My maternal grandfather, a black man, was a prolific builder of concrete homes in Guyana, South America. In 1954, Wilkinson built a concrete house for his family in a small, predominantly Indo-Caribbean village outside Georgetown, the capital city well-known for its impressive Victorian-era wooden structures. Erected on a main thoroughfare, the house made an impact as a new architectural contribution to the village landscape in what was then British Guiana. The house’s public-facing veranda and patio, timber rooted construction, and painted exterior walls contrasted with the modest wood slat homes, many on stilts, surrounding it. This “modern,” poured concrete structure incorporated architectural innovations from Dutch and other European models. The style and science of its construction was informed also by African, East Indian, and Amerindian building practices—given the skills of its construction crew and its need for durability in a coastal area below sea level. The house’s location exposed the social ramifications of a black family occupying a prime domestic space within a majority Indo-Caribbean community in an ethnically complex, and often class-stratified country.

My project weaves personal history, oral history, and social history together with architectural and design history. I view design as an action for making possible other actions. Decisions about architectural design, interior furnishings, and city planning affect social relations, interpersonal exchanges, even friendships. In particular, the project explores how one builder used elements of domestic, vernacular architecture and attention to modernist, international styles to engineer social integration and inter-ethnic civility in an era tainted by racial strife. Beginning with a case study of architecture in Guyana, I seek to explore Caribbean architectural heritage in the pre- and post-independence eras and to recover the innovations of native builders, like my grandfather.

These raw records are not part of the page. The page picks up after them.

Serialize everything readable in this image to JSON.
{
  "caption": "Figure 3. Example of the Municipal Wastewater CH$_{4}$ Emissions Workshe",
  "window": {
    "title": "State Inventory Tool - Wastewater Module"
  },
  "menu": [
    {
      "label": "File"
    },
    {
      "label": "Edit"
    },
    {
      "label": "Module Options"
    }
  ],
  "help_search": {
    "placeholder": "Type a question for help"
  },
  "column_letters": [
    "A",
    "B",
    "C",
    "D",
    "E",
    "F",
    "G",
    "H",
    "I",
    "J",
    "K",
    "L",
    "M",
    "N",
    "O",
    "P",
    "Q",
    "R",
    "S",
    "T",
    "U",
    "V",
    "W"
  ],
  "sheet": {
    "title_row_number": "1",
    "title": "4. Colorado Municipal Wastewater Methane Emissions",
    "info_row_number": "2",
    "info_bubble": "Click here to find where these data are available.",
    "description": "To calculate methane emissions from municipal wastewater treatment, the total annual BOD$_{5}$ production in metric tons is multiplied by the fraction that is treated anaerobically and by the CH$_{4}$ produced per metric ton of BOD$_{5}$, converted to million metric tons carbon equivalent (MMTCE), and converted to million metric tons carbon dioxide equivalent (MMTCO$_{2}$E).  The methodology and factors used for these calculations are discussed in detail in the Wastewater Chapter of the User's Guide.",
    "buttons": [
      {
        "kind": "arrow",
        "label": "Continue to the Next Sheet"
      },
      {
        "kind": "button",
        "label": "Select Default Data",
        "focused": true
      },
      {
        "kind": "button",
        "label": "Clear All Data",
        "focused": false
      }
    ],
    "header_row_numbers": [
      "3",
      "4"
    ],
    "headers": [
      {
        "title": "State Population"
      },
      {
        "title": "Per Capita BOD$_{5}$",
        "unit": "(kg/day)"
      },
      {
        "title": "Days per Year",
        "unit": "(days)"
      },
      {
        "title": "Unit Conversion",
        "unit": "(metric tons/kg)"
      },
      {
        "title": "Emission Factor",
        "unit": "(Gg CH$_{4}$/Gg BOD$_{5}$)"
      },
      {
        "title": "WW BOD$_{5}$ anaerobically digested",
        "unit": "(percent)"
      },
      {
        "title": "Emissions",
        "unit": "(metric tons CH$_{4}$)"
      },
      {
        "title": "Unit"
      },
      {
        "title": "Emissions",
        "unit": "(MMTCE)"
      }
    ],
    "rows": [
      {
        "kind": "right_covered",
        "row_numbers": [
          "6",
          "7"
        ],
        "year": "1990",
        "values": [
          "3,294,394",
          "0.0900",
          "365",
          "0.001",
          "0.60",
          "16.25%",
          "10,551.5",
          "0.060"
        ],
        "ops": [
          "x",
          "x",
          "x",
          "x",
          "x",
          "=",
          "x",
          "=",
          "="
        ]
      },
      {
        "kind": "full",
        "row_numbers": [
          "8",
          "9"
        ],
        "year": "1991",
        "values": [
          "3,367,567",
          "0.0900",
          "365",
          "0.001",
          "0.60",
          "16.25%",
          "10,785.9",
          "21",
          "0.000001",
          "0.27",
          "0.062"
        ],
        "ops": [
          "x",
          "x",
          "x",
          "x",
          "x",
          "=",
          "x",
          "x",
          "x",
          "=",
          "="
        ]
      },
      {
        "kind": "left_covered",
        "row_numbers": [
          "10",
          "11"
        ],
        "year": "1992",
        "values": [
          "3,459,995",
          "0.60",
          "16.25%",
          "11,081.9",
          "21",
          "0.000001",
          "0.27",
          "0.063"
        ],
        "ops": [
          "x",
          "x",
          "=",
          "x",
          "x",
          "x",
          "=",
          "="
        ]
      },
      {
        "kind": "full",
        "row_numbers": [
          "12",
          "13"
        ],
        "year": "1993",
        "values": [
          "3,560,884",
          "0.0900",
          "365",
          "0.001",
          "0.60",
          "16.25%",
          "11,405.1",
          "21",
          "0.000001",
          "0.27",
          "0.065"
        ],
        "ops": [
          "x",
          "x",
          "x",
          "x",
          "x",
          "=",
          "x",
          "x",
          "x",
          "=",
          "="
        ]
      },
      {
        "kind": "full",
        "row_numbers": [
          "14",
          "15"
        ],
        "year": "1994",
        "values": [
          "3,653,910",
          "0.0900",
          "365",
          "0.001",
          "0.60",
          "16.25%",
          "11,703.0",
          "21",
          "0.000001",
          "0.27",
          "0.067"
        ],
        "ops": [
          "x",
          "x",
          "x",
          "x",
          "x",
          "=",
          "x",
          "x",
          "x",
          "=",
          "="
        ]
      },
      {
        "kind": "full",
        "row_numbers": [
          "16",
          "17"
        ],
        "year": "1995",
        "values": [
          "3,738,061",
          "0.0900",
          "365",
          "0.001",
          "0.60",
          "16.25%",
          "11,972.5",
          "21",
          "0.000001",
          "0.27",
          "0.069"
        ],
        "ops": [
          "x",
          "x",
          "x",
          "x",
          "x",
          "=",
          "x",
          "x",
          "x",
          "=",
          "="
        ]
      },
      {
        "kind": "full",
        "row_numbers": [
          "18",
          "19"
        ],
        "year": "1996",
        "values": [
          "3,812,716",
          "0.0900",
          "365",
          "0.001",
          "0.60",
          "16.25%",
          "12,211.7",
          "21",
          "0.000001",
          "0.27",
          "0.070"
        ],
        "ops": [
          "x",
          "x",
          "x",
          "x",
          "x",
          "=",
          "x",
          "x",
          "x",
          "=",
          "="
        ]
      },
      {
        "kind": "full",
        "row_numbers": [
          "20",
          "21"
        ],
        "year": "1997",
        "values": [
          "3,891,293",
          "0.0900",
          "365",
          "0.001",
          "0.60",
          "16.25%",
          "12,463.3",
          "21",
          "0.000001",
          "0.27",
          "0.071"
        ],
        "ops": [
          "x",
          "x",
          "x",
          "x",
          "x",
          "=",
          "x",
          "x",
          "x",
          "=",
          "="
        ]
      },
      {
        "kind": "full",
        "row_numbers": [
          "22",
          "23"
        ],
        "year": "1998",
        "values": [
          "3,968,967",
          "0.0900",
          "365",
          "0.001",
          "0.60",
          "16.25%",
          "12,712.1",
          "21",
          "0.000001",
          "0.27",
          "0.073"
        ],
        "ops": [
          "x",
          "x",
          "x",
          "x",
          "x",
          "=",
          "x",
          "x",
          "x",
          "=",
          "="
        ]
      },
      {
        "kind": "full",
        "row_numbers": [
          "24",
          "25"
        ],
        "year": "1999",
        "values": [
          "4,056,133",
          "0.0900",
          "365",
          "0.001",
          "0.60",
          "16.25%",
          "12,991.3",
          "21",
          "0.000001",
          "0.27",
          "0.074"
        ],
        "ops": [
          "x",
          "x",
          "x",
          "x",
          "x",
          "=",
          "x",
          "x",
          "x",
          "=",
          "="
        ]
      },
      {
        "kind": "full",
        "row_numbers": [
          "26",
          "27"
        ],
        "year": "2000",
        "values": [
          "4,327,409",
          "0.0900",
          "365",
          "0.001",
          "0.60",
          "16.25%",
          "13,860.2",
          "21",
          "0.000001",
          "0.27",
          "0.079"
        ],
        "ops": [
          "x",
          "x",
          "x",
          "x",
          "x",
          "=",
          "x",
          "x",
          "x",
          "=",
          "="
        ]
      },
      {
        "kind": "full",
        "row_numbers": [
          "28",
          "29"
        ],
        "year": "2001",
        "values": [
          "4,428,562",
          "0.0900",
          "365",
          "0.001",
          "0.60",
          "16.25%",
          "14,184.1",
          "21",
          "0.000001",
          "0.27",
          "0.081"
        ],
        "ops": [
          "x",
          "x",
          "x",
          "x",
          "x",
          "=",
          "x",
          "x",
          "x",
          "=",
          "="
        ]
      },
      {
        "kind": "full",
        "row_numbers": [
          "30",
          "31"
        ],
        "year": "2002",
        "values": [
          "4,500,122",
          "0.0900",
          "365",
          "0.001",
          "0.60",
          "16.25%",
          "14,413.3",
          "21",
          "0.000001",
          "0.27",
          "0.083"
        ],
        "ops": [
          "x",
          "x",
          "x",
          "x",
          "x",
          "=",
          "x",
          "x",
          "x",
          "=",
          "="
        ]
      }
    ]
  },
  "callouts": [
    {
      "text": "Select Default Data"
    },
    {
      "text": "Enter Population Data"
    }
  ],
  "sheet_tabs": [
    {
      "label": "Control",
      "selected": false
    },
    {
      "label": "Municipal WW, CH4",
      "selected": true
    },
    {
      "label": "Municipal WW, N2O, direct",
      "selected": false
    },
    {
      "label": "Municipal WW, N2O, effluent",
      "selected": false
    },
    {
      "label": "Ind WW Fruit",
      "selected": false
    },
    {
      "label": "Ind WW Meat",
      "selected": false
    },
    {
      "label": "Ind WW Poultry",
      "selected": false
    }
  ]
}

I am seeking funding to present “V is for Veranda” at an international conference on design history in September 2013. Last year, I self-funded a research trip to Guyana to view archives and to visually document architecture. It was an amazing experience! Now, I am eager to take the project one step further to present my ongoing research at “Towards Global Histories of Design: Postcolonial Perspectives,” a major conference in Ahmedabad, India, where I will have the opportunity to engage with other specialist scholars in the field. Although traveling to India is costly, the locale conveys an added research benefit given the influence of Guyana’s large Indo-Caribbean population on the country’s architectural identity, and the 1954 house’s location within an Indo-Caribbean Guyanese community.